Produtor e Anfitrião.
Foi servidor público do estado de Minas Gerais entre 1984 e 1988, atuando como Soldado da Polícia Militar e Detetive da Polícia Civil.
Como Agente de Polícia Federal, foi lotado no Mato Grosso e em Minas Gerais, entre 1988 e 2005, ano em que tomou posse como Delegado de Polícia Federal, cargo no qual foi lotado em Mato Grosso - DELINST -, Distrito Federal - SEEC/ANP -, e MG.
Cedido ao Ministério da Justiça, foi Diretor da Penitenciária Federal de Campo Grande/MS, de 2009 a 2011, Coordenador Geral de Inteligência Penitenciária, do Sistema Penitenciário Federal, de 2011 a 2013.
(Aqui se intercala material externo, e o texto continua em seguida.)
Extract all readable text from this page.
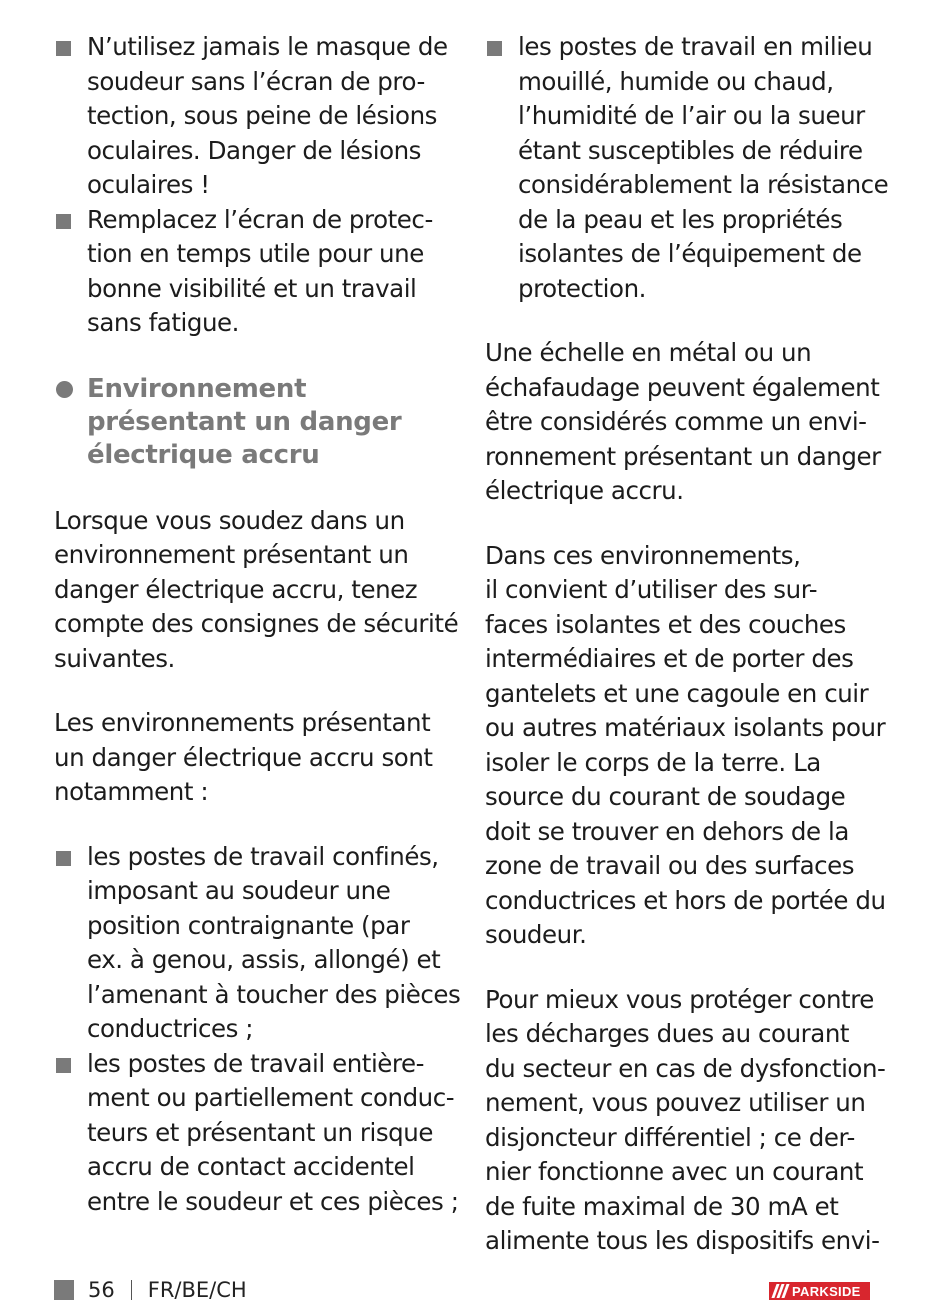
N’utilisez jamais le masque de
soudeur sans l’écran de pro-
tection, sous peine de lésions
oculaires. Danger de lésions
oculaires !
Remplacez l’écran de protec-
tion en temps utile pour une
bonne visibilité et un travail
sans fatigue.
Environnement
présentant un danger
électrique accru

Lorsque vous soudez dans un
environnement présentant un
danger électrique accru, tenez
compte des consignes de sécurité
suivantes.

Les environnements présentant
un danger électrique accru sont
notamment :

les postes de travail confinés,
imposant au soudeur une
position contraignante (par
ex. à genou, assis, allongé) et
l’amenant à toucher des pièces
conductrices ;
les postes de travail entière-
ment ou partiellement conduc-
teurs et présentant un risque
accru de contact accidentel
entre le soudeur et ces pièces ;
les postes de travail en milieu
mouillé, humide ou chaud,
l’humidité de l’air ou la sueur
étant susceptibles de réduire
considérablement la résistance
de la peau et les propriétés
isolantes de l’équipement de
protection.

Une échelle en métal ou un
échafaudage peuvent également
être considérés comme un envi-
ronnement présentant un danger
électrique accru.

Dans ces environnements,
il convient d’utiliser des sur-
faces isolantes et des couches
intermédiaires et de porter des
gantelets et une cagoule en cuir
ou autres matériaux isolants pour
isoler le corps de la terre. La
source du courant de soudage
doit se trouver en dehors de la
zone de travail ou des surfaces
conductrices et hors de portée du
soudeur.

Pour mieux vous protéger contre
les décharges dues au courant
du secteur en cas de dysfonction-
nement, vous pouvez utiliser un
disjoncteur différentiel ; ce der-
nier fonctionne avec un courant
de fuite maximal de 30 mA et
alimente tous les dispositifs envi-

56 FR/BE/CH	PARKSIDE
Atuou como Coordenador Geral de Tecnologia da Informação da PF, entre 2013 e 2015, ano em que retornou para a Superintendência Regional em Minas Gerais, se aposentando em fevereiro de 2016. No mesmo ano, iniciou jornada na Subsecretaria de Segurança Prisional, na SEAP/MG, onde permaneceu até janeiro de 2019, ano em que assumiu a Diretoria de Inteligência Penitenciária do DEPEN/MJSP. De novembro de 2020 a setembro de 2022, cumpriu missão na Secretaria Especial de Previdência e Trabalho, no Ministério da Economia e, posteriormente, no Ministério do Trabalho e Previdência.
A partir de janeiro de 2023, atua na iniciativa privada, como consultor e assessor empresarial, nos segmentos de Inteligência, Segurança Pública e Tecnologia.